Which level of government will privatize which land and to whom will it go?
Will foreigners be able to buy uncultivated land? If so, given the disproportionate rate of exchange, what protective measures will the government put into effect to afford the local population a level playing field?
Will cattle walks and grazing land become the exclusive properties of landlords?
Will the public still retain its rights of access and transit?
How will the government control land clearing on private property?
Will public beaches and their surroundings be converted into private property, fenced off and reserved by foreign resort owners for foreign tourists?
Will the surrounding islands be secretly auctioned off to the highest bidders?
Sooner or later, the tourist industry will have to be centralized and controlled (foreign exchange to pay for imports). How will this be done, once all the land is in private hands, when private profits from private institutions disappear in private pockets?

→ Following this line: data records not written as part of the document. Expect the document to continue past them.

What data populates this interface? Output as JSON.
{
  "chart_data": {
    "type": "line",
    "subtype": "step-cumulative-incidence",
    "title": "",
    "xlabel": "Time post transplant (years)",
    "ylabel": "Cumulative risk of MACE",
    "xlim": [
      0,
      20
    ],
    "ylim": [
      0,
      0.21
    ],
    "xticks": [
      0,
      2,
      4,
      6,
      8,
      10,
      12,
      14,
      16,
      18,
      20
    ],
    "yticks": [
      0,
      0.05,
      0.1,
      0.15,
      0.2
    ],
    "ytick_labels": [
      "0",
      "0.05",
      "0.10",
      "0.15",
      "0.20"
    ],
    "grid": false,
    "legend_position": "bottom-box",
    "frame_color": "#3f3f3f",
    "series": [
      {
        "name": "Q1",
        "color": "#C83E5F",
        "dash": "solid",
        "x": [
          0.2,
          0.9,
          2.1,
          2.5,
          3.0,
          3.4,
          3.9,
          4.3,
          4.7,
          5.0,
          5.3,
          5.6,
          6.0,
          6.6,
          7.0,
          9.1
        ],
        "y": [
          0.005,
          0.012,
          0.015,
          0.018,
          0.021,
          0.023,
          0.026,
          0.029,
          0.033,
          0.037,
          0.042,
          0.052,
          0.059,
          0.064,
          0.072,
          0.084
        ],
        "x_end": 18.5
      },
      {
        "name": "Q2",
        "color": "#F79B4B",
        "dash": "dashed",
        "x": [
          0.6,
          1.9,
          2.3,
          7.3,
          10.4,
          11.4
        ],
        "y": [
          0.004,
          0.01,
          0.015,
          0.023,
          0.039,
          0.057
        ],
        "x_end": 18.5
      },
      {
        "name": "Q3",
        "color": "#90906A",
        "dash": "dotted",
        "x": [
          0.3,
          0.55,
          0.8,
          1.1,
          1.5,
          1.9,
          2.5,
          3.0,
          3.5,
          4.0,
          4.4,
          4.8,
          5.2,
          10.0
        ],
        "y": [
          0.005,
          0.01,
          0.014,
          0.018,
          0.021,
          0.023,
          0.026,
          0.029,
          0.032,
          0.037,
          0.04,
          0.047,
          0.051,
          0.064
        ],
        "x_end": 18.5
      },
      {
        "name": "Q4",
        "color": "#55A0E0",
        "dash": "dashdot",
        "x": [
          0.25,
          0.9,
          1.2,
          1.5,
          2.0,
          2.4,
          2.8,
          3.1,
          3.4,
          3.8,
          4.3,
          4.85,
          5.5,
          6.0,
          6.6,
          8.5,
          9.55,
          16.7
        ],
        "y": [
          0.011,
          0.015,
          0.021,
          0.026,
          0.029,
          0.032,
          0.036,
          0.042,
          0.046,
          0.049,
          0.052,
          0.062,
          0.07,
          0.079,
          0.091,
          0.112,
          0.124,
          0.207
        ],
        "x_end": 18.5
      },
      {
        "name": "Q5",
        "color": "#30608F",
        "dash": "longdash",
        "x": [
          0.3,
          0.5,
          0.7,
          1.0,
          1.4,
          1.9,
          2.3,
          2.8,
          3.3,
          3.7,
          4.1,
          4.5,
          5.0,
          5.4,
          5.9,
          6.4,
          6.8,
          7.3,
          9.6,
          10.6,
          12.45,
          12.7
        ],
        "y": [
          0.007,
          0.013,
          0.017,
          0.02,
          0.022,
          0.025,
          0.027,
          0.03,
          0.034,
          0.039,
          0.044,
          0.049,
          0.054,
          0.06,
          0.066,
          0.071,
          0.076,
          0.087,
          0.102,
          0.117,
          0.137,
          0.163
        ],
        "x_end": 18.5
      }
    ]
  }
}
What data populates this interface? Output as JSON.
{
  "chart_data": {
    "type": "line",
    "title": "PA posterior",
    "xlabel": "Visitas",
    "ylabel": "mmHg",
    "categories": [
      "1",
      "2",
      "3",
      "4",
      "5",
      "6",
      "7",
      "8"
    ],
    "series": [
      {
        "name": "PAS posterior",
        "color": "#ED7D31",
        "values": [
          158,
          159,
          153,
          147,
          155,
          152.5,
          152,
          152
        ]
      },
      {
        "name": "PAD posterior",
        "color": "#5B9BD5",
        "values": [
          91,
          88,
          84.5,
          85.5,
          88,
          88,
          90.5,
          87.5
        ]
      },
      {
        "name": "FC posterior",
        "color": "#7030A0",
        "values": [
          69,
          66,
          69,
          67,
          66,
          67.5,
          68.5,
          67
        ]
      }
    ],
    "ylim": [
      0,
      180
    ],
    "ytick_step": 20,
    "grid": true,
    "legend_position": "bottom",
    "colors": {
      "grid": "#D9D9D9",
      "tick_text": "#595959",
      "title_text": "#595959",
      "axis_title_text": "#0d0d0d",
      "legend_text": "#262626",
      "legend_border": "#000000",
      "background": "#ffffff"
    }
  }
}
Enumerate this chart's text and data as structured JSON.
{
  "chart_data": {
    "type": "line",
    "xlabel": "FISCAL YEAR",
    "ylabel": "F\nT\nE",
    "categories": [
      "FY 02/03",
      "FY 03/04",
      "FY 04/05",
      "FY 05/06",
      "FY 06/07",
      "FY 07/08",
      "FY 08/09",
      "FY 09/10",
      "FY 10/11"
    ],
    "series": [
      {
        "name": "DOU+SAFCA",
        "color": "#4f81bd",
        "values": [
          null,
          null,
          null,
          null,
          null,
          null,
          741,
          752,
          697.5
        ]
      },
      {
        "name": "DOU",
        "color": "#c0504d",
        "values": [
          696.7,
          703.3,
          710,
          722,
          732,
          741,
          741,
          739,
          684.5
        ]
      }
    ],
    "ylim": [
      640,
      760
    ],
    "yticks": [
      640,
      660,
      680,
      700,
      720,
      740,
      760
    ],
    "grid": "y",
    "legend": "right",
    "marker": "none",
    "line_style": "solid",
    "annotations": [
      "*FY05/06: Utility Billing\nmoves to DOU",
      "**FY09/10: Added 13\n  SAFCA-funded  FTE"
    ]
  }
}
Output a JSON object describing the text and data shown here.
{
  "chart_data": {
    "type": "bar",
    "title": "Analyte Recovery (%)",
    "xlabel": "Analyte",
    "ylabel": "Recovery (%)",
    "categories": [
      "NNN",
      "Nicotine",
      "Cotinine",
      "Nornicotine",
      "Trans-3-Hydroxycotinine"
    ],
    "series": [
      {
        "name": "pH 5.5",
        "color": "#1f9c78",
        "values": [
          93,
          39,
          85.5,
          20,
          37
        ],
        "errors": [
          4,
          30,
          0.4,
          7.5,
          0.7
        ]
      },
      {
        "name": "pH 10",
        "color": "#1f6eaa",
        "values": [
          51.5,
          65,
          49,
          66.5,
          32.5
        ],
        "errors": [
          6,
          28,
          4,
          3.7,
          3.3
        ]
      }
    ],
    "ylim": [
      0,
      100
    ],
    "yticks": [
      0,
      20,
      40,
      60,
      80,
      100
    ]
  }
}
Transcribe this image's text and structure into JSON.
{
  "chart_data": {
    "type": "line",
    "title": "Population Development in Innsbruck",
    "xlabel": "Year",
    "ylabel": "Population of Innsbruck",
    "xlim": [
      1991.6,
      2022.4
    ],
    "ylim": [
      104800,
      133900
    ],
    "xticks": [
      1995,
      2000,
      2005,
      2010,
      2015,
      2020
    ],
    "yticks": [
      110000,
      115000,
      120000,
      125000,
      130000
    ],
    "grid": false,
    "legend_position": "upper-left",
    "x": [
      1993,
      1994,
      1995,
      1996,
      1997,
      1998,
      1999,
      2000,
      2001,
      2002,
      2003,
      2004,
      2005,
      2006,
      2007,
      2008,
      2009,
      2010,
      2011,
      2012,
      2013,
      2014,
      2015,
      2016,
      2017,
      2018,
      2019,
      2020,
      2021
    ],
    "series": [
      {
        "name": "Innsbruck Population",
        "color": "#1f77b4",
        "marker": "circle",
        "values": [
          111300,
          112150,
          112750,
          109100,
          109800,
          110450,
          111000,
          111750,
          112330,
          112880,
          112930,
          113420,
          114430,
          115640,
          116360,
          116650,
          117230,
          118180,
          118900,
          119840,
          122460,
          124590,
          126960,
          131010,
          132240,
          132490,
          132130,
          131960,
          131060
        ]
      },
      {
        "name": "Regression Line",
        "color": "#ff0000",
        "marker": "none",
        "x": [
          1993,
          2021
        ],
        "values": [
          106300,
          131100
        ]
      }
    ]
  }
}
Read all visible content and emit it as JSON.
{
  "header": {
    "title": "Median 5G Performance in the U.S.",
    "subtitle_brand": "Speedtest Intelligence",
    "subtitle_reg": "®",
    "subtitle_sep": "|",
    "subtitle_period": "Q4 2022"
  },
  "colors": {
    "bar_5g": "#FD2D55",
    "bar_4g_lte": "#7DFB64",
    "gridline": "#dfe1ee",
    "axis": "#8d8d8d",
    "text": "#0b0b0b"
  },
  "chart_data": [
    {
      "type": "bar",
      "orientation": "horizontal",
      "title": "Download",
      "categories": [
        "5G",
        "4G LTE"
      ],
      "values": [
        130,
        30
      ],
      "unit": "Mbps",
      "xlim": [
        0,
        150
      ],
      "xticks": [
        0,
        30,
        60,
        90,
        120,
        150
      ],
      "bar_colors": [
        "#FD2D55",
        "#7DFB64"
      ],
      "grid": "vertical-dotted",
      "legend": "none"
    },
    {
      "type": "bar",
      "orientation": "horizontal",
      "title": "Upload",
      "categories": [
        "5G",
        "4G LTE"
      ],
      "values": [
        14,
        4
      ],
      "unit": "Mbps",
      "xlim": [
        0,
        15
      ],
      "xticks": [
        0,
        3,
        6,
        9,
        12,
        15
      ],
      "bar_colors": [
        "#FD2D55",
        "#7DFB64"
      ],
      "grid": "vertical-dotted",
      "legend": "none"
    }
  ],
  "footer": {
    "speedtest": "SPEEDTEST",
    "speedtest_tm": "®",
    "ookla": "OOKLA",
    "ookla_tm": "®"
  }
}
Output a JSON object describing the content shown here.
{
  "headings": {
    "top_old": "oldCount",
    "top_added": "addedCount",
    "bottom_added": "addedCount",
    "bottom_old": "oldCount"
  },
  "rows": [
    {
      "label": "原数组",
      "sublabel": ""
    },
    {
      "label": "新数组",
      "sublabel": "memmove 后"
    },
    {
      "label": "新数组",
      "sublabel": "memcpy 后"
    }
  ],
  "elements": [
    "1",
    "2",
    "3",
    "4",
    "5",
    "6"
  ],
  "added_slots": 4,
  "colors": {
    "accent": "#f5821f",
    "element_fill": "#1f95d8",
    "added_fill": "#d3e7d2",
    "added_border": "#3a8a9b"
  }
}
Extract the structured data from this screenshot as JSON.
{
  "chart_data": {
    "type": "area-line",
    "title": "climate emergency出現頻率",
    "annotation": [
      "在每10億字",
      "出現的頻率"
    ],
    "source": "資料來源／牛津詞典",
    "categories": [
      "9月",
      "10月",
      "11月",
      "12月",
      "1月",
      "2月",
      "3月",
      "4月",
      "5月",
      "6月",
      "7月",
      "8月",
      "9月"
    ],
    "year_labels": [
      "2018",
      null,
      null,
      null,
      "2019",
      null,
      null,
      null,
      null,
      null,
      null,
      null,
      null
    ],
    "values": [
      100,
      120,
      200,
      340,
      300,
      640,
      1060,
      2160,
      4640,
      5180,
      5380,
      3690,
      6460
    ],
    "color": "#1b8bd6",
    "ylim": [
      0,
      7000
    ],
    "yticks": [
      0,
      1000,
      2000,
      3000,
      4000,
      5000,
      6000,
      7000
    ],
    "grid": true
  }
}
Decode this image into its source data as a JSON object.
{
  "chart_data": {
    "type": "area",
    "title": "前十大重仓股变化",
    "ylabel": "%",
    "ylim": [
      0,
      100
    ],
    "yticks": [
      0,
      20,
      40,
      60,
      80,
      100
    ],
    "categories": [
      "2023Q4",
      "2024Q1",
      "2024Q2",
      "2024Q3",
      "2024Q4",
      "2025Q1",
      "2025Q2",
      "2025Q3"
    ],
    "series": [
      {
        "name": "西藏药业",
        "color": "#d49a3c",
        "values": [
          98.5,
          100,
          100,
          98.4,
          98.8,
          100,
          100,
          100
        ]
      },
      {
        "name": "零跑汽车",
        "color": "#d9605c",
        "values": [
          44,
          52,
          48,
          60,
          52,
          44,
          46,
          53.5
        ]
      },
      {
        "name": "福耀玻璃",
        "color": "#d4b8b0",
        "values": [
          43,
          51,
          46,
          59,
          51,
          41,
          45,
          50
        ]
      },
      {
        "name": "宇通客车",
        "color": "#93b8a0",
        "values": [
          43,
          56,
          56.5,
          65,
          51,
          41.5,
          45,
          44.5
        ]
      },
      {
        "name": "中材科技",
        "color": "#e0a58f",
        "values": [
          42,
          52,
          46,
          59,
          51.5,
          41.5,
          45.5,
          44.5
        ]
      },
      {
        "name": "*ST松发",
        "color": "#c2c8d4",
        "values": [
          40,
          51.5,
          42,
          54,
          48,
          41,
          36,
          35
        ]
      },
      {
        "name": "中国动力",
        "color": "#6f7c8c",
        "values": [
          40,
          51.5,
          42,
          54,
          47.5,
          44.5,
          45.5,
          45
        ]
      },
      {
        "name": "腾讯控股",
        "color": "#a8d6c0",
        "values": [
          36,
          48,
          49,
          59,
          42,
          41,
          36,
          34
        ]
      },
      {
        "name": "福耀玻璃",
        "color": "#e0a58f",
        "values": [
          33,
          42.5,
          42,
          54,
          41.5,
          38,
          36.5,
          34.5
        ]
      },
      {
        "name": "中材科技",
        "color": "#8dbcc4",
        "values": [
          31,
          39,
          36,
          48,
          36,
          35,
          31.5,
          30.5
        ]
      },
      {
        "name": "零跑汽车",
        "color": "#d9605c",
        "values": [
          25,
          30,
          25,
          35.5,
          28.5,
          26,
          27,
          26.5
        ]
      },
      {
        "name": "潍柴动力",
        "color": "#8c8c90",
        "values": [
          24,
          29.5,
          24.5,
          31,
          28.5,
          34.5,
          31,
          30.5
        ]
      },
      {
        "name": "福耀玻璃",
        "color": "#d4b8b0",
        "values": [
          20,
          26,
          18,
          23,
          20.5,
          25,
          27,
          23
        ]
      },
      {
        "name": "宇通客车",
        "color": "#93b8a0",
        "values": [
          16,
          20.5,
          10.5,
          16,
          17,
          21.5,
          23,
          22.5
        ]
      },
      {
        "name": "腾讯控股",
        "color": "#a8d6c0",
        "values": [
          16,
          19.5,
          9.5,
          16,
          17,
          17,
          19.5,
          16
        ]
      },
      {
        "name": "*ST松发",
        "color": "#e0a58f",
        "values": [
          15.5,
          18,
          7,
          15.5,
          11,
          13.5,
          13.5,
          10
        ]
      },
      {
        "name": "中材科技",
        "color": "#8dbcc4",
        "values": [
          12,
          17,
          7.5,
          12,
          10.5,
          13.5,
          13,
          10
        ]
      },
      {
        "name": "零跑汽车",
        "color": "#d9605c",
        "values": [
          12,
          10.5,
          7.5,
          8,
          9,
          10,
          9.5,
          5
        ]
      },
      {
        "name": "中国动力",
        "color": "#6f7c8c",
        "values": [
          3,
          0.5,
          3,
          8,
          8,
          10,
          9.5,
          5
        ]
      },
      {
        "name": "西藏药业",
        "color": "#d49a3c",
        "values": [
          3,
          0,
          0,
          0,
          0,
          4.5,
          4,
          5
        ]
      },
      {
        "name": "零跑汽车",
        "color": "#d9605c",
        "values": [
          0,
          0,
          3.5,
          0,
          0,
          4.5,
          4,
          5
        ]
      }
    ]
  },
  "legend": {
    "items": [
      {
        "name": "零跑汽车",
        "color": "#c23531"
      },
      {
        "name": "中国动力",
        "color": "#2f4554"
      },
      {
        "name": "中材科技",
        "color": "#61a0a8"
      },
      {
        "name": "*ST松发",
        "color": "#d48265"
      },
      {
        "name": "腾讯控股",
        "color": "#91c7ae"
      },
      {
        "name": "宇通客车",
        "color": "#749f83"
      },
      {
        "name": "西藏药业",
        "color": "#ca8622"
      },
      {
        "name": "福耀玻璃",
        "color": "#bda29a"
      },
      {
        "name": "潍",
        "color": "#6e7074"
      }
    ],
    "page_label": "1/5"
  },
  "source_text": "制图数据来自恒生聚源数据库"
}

In a small handcuffed country like ours, Rodriguans would do well to remember the Seychelles islands before the coup. Public islands were fast becoming private property and the best lands were being sold off to rich Europeans and oil sheiks. Land value was spoken of in terms of millions, while the native Seychellois earned a handful of Rupees a month, working as servants for the rich. To cut a long story short, if not for President Albert Rene, Seychelles would have become a lavish fiefdom for rich foreigners and a land of eternal servitude for the natives. We may not be as lucky as the Seychellois were.

The disconnection between political rhetoric and the harsh realities on the ground is as great today as it was in the bad old days of Duval. Politicians continue to promise the impossible, sycophants continue to kiss up and kick down, while the poor Rodriguan continues to eke out a miserable existence amid the familiar smell of artificial promises.

Once this wretched bit of legislation has been passed and it has forever extinguished the right of the people of Rodrigues to the continued ownership of Rodrigues; once the community's cooperative kinship has been exposed to the dog-eat-dog ethics of cut-throat capitalism, Rodriguans will have become a nation of tenants in their own land.

From then on, their inheritance will only ever be the wind and, generation after generation will awaken on the horns of this dilemma: Emigration or Serfdom.